2.2.2 CIC Urinary Catheter Models
If the urinary catheter is too thick, it can increase irritation to the urethra or bladder, causing discomfort and bladder spasms; if it is too thin, it can easily get clogged, resulting in poor drainage and urethral obstruction. These are potential factors contributing to the occurrence of UTI. Therefore, we should choose an appropriate urinary catheter model based on the specific situation. 
 
2.3 CIC Operation Process
As an invasive procedure, CIC actually provides a pathway for bacteria to enter the body. Therefore, during catheterization, it is essential to keep the area clean and eliminate any potential routes that may allow bacterial invasion. This is undoubtedly one of the key steps in preventing the occurrence of urinary tract infections.
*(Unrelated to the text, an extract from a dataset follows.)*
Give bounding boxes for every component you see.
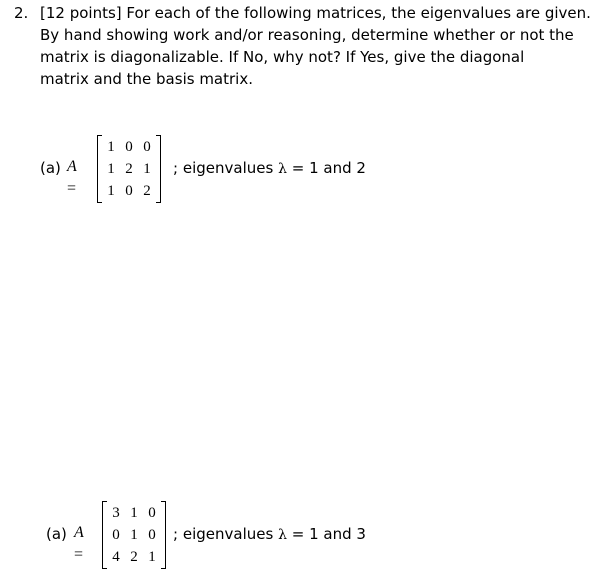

On the other hand, when performing the CIC operation, one must be gentle with the movements, as the mechanical stimulation of the catheter may damage the urethral mucosa and easily lead to lower urinary tract infections. 
 
2.4 Measurement of Residual Urine Volume
Excessive residual urine volume, causing the bladder to remain in a state of prolonged non-emptying, is a risk factor for urinary tract infections in patients with SCI. The adjustment and control of intermittent catheterization time should be based on the residual urine volume situation to prevent infection caused by long-term retention of urine in the bladder. 
 
2.5 Immune System of the Body
The infection caused by CIC is also closely related to the patient's own immunity. Some patients are elderly and weak, have low immune function, or have other underlying diseases such as chronic respiratory diseases and diabetes. During the implementation of CIC, these patients are prone to develop bacteriuria.